Lemon, colaboração com o cantor coreano Colde, tem uma vibe mais leve do que as anteriores deste lado e, apesar das batidas curtas trazerem sabor à música, acaba passando batido. Com toques acústicos de violão, CHUNG HA introduz a faixa BYULHARANG (160504 + 170607). O nome da música vem de seu fandom e as datas se referem a seus debuts com o girl-group I.O.I e, um ano depois, como artista solo. A canção foi co-escrita pela cantora e é uma das mais honestas e sentimentais de todo o álbum, facilmente se tornando uma favorita para os fãs e tocando até o ouvinte casual.
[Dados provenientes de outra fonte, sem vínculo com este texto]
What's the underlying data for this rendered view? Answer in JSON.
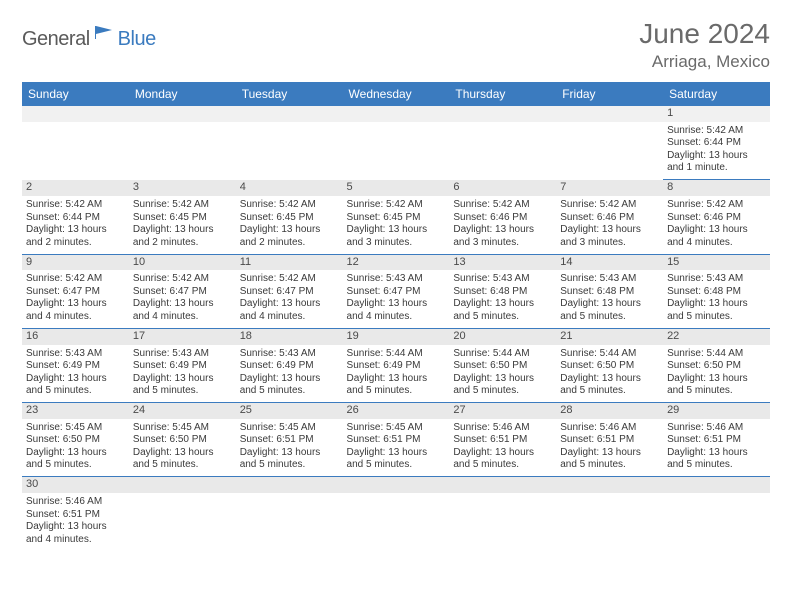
{
  "brand": {
    "part1": "General",
    "part2": "Blue"
  },
  "title": "June 2024",
  "location": "Arriaga, Mexico",
  "colors": {
    "header_bg": "#3b7bbf",
    "daynum_bg": "#e9e9e9",
    "border": "#3b7bbf"
  },
  "weekdays": [
    "Sunday",
    "Monday",
    "Tuesday",
    "Wednesday",
    "Thursday",
    "Friday",
    "Saturday"
  ],
  "weeks": [
    [
      null,
      null,
      null,
      null,
      null,
      null,
      {
        "n": "1",
        "sr": "Sunrise: 5:42 AM",
        "ss": "Sunset: 6:44 PM",
        "dl": "Daylight: 13 hours and 1 minute."
      }
    ],
    [
      {
        "n": "2",
        "sr": "Sunrise: 5:42 AM",
        "ss": "Sunset: 6:44 PM",
        "dl": "Daylight: 13 hours and 2 minutes."
      },
      {
        "n": "3",
        "sr": "Sunrise: 5:42 AM",
        "ss": "Sunset: 6:45 PM",
        "dl": "Daylight: 13 hours and 2 minutes."
      },
      {
        "n": "4",
        "sr": "Sunrise: 5:42 AM",
        "ss": "Sunset: 6:45 PM",
        "dl": "Daylight: 13 hours and 2 minutes."
      },
      {
        "n": "5",
        "sr": "Sunrise: 5:42 AM",
        "ss": "Sunset: 6:45 PM",
        "dl": "Daylight: 13 hours and 3 minutes."
      },
      {
        "n": "6",
        "sr": "Sunrise: 5:42 AM",
        "ss": "Sunset: 6:46 PM",
        "dl": "Daylight: 13 hours and 3 minutes."
      },
      {
        "n": "7",
        "sr": "Sunrise: 5:42 AM",
        "ss": "Sunset: 6:46 PM",
        "dl": "Daylight: 13 hours and 3 minutes."
      },
      {
        "n": "8",
        "sr": "Sunrise: 5:42 AM",
        "ss": "Sunset: 6:46 PM",
        "dl": "Daylight: 13 hours and 4 minutes."
      }
    ],
    [
      {
        "n": "9",
        "sr": "Sunrise: 5:42 AM",
        "ss": "Sunset: 6:47 PM",
        "dl": "Daylight: 13 hours and 4 minutes."
      },
      {
        "n": "10",
        "sr": "Sunrise: 5:42 AM",
        "ss": "Sunset: 6:47 PM",
        "dl": "Daylight: 13 hours and 4 minutes."
      },
      {
        "n": "11",
        "sr": "Sunrise: 5:42 AM",
        "ss": "Sunset: 6:47 PM",
        "dl": "Daylight: 13 hours and 4 minutes."
      },
      {
        "n": "12",
        "sr": "Sunrise: 5:43 AM",
        "ss": "Sunset: 6:47 PM",
        "dl": "Daylight: 13 hours and 4 minutes."
      },
      {
        "n": "13",
        "sr": "Sunrise: 5:43 AM",
        "ss": "Sunset: 6:48 PM",
        "dl": "Daylight: 13 hours and 5 minutes."
      },
      {
        "n": "14",
        "sr": "Sunrise: 5:43 AM",
        "ss": "Sunset: 6:48 PM",
        "dl": "Daylight: 13 hours and 5 minutes."
      },
      {
        "n": "15",
        "sr": "Sunrise: 5:43 AM",
        "ss": "Sunset: 6:48 PM",
        "dl": "Daylight: 13 hours and 5 minutes."
      }
    ],
    [
      {
        "n": "16",
        "sr": "Sunrise: 5:43 AM",
        "ss": "Sunset: 6:49 PM",
        "dl": "Daylight: 13 hours and 5 minutes."
      },
      {
        "n": "17",
        "sr": "Sunrise: 5:43 AM",
        "ss": "Sunset: 6:49 PM",
        "dl": "Daylight: 13 hours and 5 minutes."
      },
      {
        "n": "18",
        "sr": "Sunrise: 5:43 AM",
        "ss": "Sunset: 6:49 PM",
        "dl": "Daylight: 13 hours and 5 minutes."
      },
      {
        "n": "19",
        "sr": "Sunrise: 5:44 AM",
        "ss": "Sunset: 6:49 PM",
        "dl": "Daylight: 13 hours and 5 minutes."
      },
      {
        "n": "20",
        "sr": "Sunrise: 5:44 AM",
        "ss": "Sunset: 6:50 PM",
        "dl": "Daylight: 13 hours and 5 minutes."
      },
      {
        "n": "21",
        "sr": "Sunrise: 5:44 AM",
        "ss": "Sunset: 6:50 PM",
        "dl": "Daylight: 13 hours and 5 minutes."
      },
      {
        "n": "22",
        "sr": "Sunrise: 5:44 AM",
        "ss": "Sunset: 6:50 PM",
        "dl": "Daylight: 13 hours and 5 minutes."
      }
    ],
    [
      {
        "n": "23",
        "sr": "Sunrise: 5:45 AM",
        "ss": "Sunset: 6:50 PM",
        "dl": "Daylight: 13 hours and 5 minutes."
      },
      {
        "n": "24",
        "sr": "Sunrise: 5:45 AM",
        "ss": "Sunset: 6:50 PM",
        "dl": "Daylight: 13 hours and 5 minutes."
      },
      {
        "n": "25",
        "sr": "Sunrise: 5:45 AM",
        "ss": "Sunset: 6:51 PM",
        "dl": "Daylight: 13 hours and 5 minutes."
      },
      {
        "n": "26",
        "sr": "Sunrise: 5:45 AM",
        "ss": "Sunset: 6:51 PM",
        "dl": "Daylight: 13 hours and 5 minutes."
      },
      {
        "n": "27",
        "sr": "Sunrise: 5:46 AM",
        "ss": "Sunset: 6:51 PM",
        "dl": "Daylight: 13 hours and 5 minutes."
      },
      {
        "n": "28",
        "sr": "Sunrise: 5:46 AM",
        "ss": "Sunset: 6:51 PM",
        "dl": "Daylight: 13 hours and 5 minutes."
      },
      {
        "n": "29",
        "sr": "Sunrise: 5:46 AM",
        "ss": "Sunset: 6:51 PM",
        "dl": "Daylight: 13 hours and 5 minutes."
      }
    ],
    [
      {
        "n": "30",
        "sr": "Sunrise: 5:46 AM",
        "ss": "Sunset: 6:51 PM",
        "dl": "Daylight: 13 hours and 4 minutes."
      },
      null,
      null,
      null,
      null,
      null,
      null
    ]
  ]
}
PLEASURES finaliza o álbum com o lado mais vulnerável da cantora. X foi o último single lançado antes do álbum e traz a cantora recordando um término ruim em uma faixa de pop-rock empoderada. A bridge de X é uma agradável mudança à habitual repetição de elementos do refrão que vemos em outras músicas da artista e prova que, com uma bridge encorpada, consegue-se trazer mais materialidade aos sentimentos do personagem. A frase repetida ao longo da música, “You should’ve loved me at my worst/ Now you just watch me on your TV screen” é icônica e, por si só, dá à música um posto entre as melhores do álbum.
All Night Long, apesar de mais carregada, lembra a leveza de Lemon e, como ela, é uma das mais fracas do álbum. Os vocais da cantora são destacados aqui, mas não é suficiente para deixar uma impressão. A balada Everybody Has tem contribuição do cachorro da cantora, Bambi, e narra a exaustão da jornada pelos seus sonhos, algo com o qual muitos poderão se identificar. Comes N Goes é uma canção esperançosa que poderia embalar a história de um k-drama. A finalização da música é espetacular com a sobreposição dos vocais e seria um final perfeito para o álbum. O disco termina, no entanto, com Querencia (Epilogue), uma faixa lo-fi com cerca de trinta segundos de puro silêncio no meio.
Querencia traz alguns dos aspectos mais positivos do k-pop enquanto se arrisca em elementos e continentes exteriores. O número de faixas é exorbitante para o gênero e o conceito de dividi-las em sides, apesar de interessante e conveniente, poderia ter um potencial maior caso fosse mais consoante às músicas do disco. Ainda assim e mesmo com as altas expectativas diante dos singles anteriores, o disco consegue ir além das expectativas e traz um trabalho de excelência. Durante a conferência de imprensa para o lançamento do álbum, a cantora admitiu como Querencia foi o espaço onde poderia ser autêntica e sentir-se em casa diante das dificuldades do último ano – daí o nome do álbum. Com Querencia, CHUNG HA apresenta o mundo como sua própria casa e sua música como porta de entrada.